Platini ve UEFA'nın “kalkındırma” hikayesi de aynı hesap ve Ukrayna'nın sportif kaderi de siyasi kaderinden farklı değil. Ukrayna, çok değil bundan 20 sene önce yıkılmak üzere olan Sovyetler Birliği’nin sportif can damarını oluşturuyordu. Ülkenin en önemli sporcularını çıkarmasıyla meşhurdu ve hem altyapı hem de tesis bakımından dünyanın en önde gelen ekollerinden biri olduğu biliniyordu. Tüm dünya başarıyı savunma futboluna dönmekte ararken Valery Lobanovsky efsanesinin önderliğindeki Dynamo Kiev başka bir dünyadanmış gibi duran bilimsel yaklaşımı, antrenman teknikleri ve taktikleriyle Avrupa Şampiyonlukları kazanıyor, milli takım Avrupa finalleri oynuyordu. 88 Seul’de Sovyetler Birliği Basketbol Takımı, Olimpiyat Şampiyonu olurken kadronun belkemiğini Volkov, Tkachenko, Belostenny gibi Ukrayna kökenli isimler oluşturuyordu. 3 sene sonra, 1991’de SSCB yıkıldı. Ve anlaşıldı ki(!!) meğer garibanlar çağdışı tesislerde, çağdışı sistemlerle çalışıyorlarmış. 1999’da Sovyet döneminin altyapı sisteminin son ürünü olan Shevchenko’lu Dynamo Kiev, Şampiyonlar Ligi yarı finali oynadı. Sonrasında bu çağdışı! sistemin sonu geldi ve Ukrayna sporu da tıpkı benzerleri gibi üreten değil ithal eden spor ekonomileri kervanına katıldı. Yaşasın artık çağdışı değiller, uluslar arası başarı yüzü görmüyorlar ama ne gam! Köhne sistem terk edildi ya, Oh!

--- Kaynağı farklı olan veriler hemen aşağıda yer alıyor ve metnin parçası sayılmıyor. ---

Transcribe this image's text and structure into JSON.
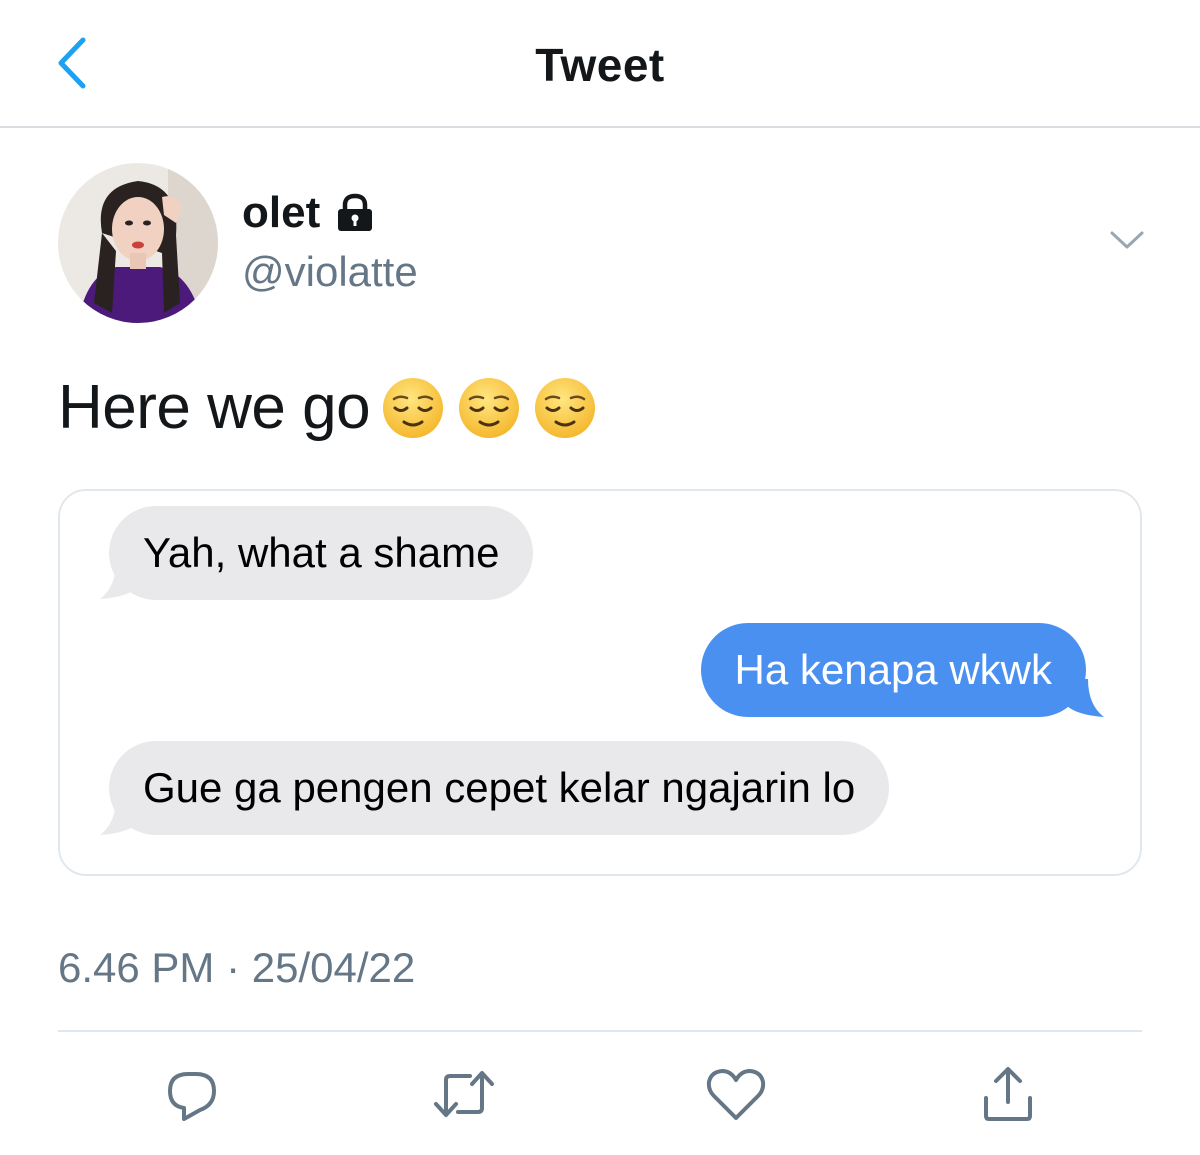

İşte bu Ukrayna, Platini’nin kalkındırma planı dahilinde 2012 Avrupa Kupası’nı düzenleyecek. Fakat kararın alındığı 2006’dan beri tartışmaların ardı arkası kesilmedi. Hem ortağı Polonya hem de Ukrayna’nın politik ve sportif yetersizlikleri, altyapılarının hazır olmaması gibi konulardan dem vuruldu. Halen Platini, tüm merhametli fabrikatör Hulusi Kentmen pozlarıyla Ukraynası’na arka çıkmaya devam ediyor. Kaçarı yok kalkındıracak Ukrayna’yı! 80’lerin sportif fabrikası, 90’ların meyve veren ağacı, Artık yardıma muhtaç. Hem de onca kalkındırma müdahalesine, yüce patronların kapital girişlerine rağmen. İroni mi? Kapitalizmi biraz tanıyan birisi için hiç de değil!

Yanlış anlaşılmasın, Ukrayna’nın şu anda çok üst düzey bir tesis ve altyapı sistemine sahip olduğunu iddia etmiyorum. Söylendiği gibi politika sporun her alanına işlemiş vaziyette ve futbol federasyonu bünyesinde meydana gelen bir çok yolsuzluk halen sıcaklığını koruyor ama zaten ne bekleniyordu ki? Hakikaten bu ülkelerin batılı hamilerinin önderliğinde “kalkınacağı”mı? Emperyalizmle yoğrulmuş kapitalist ahlakın yaratmaya muhtaç olduğu hegemonyadan, önce yık sonra yap zihniyetinden, “sayemizde” tavırlarından, “ben sizin babanızım” jargonundan, merkez-çevre ilişkisinin değiştirilmesine izin verilmeyeceğini bildiğimiz düzeninden ne çıkması bekleniyordu? Mutlu yarınlar, güler yüzlü Igor’lar mı? İşte yeni sistemin, kalkındırma hamlelerinin ürünleri ortada: Sonu gelmeyen yolsuzluklar, tıp eğitimine rağmen Türkiye’de fahişelik yapmak zorunda kalan Maria’lar, oligarklara yamanan politikacılar, mafya örgütleri, uyuşturucu kaçakçıları, üretmeye değil tüketmeye dayanan sakat kalmış bir spor sistemi...Ah, doğru ya bunlar hep Sovyet enkazının suçuydu. Gevezeliğe tamam kalkınmaya devam! Elimizde nur topu gibi geri ve itaat etmeye hazır bir Ukrayna var. Kalkınmayı seviyorum.